Unfortunately for Altman, however, movie distribution had already started to change by the "Popeye" era.

"In the '70s, we could make a film that wasn't a big hit but could sit in a small cinema someplace and play there for a long time and build its own audience," Altman laments. "Now they can tell you two days after the film opens exactly what it's going to gross. It's sad. But we're in this business of films that are obviously for 14-year-olds, and now it's worse than ever. And before the adults can say, 'Hey, I want to see this,' it's gone. And then they say, 'I'll wait, because I'll see it on video.' That's the market that we face now.

"It's all video now. People see these things between their feet. Especially grown-ups."

He has much more to say about Hollywood than he included in his 1992 satire "The Player," which he calls "a very, very soft and tongue-in-cheek indictment."

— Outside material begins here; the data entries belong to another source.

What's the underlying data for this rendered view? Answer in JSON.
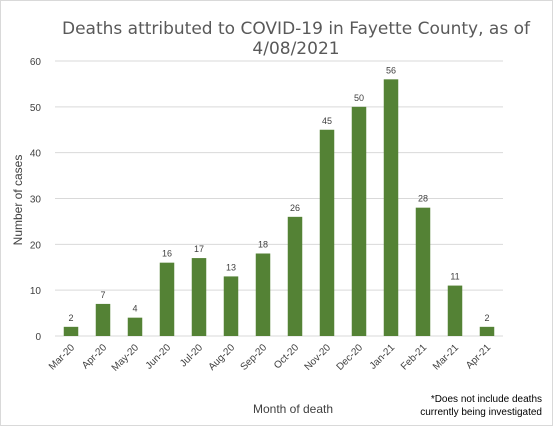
{
  "chart_data": {
    "type": "bar",
    "title_line1": "Deaths attributed to COVID-19 in Fayette County, as of",
    "title_line2": "4/08/2021",
    "xlabel": "Month of death",
    "ylabel": "Number of cases",
    "ylim": [
      0,
      60
    ],
    "yticks": [
      "0",
      "10",
      "20",
      "30",
      "40",
      "50",
      "60"
    ],
    "grid": true,
    "legend": "none",
    "categories": [
      "Mar-20",
      "Apr-20",
      "May-20",
      "Jun-20",
      "Jul-20",
      "Aug-20",
      "Sep-20",
      "Oct-20",
      "Nov-20",
      "Dec-20",
      "Jan-21",
      "Feb-21",
      "Mar-21",
      "Apr-21"
    ],
    "values": [
      2,
      7,
      4,
      16,
      17,
      13,
      18,
      26,
      45,
      50,
      56,
      28,
      11,
      2
    ],
    "bar_color": "#548235",
    "grid_color": "#d9d9d9",
    "footnote_line1": "*Does not include deaths",
    "footnote_line2": "currently being investigated"
  }
}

"Oh, there's so much more evil in Hollywood," he says. "The people calling the shots are big-business corporations that don't care doodley squat about the longevity of the film or whether the film's any good or not. They look at the bottom line. If a company's not making money, they say, 'Make more money.' So they research how to make money and, of course, all research can only go into the past. You can't research the future. Everything settles down to the lowest common denominator."

And that hurts Altman in more ways than one.

"Bob's big secret is that he looks like the toughest guy in the world, but inside he's a baby," Balaban says. "He's way too vulnerable for his own good."

Still, Altman should be feeling little pain these days. With "Gosford," he tried something different and grabbed back the grown-ups' attention. The very American filmmaker abandoned his rough and ragged Yankee ways, hiring such stellar British actors as Maggie Smith, Derek Jacobi, Kristin Scott Thomas, Clive Owen and Alan Bates.

But "Gosford" retains trademark overlapping dialogue, huge cast, promising plotlines that sputter out.

"Instead of this being a whodunit, it's a who-cares-whodunit," Altman says. "Nobody seems to really care that one of the characters is murdered — twice. A lot of people said, 'I liked the picture, but it wasn't a very good plot because I got it right away.' Well, if you pay attention, you'll know who did it right off the bat. But that's not what the film is about.

"I look at these things like murals, like paintings," he says. "Most of my films aren't very successful or have a cult following because you have to see them twice or three times or four. The second time, you can start looking at the corners and see the detail, which to me is the most interesting part: the nuances, the little things from minor characters. That's the joy for me."

Altman could have pursued a different path when he left Kansas City, Mo., for Hollywood in the '50s. He had his future sewn up when he directed some of the first episodes of "Bonanza," but he soon walked away. He walked away from a successful TV career to make movies.

But when he loves something, he never walks.

It's not just the office that he has held onto for so many years. Altman has been married to his wife, Helen, "for 43 years, or something like that." (They have six children and 11 grandchildren.) And however he may denigrate Hollywood, he has no plans to stop making films. He's working on four or five right now, he says, but he has no financing and no distribution deal and won't reveal details.

He sure plans to make them, though.

"I'll keep going until I can't answer the bell," he vows. "I'll keep going till they make me stop."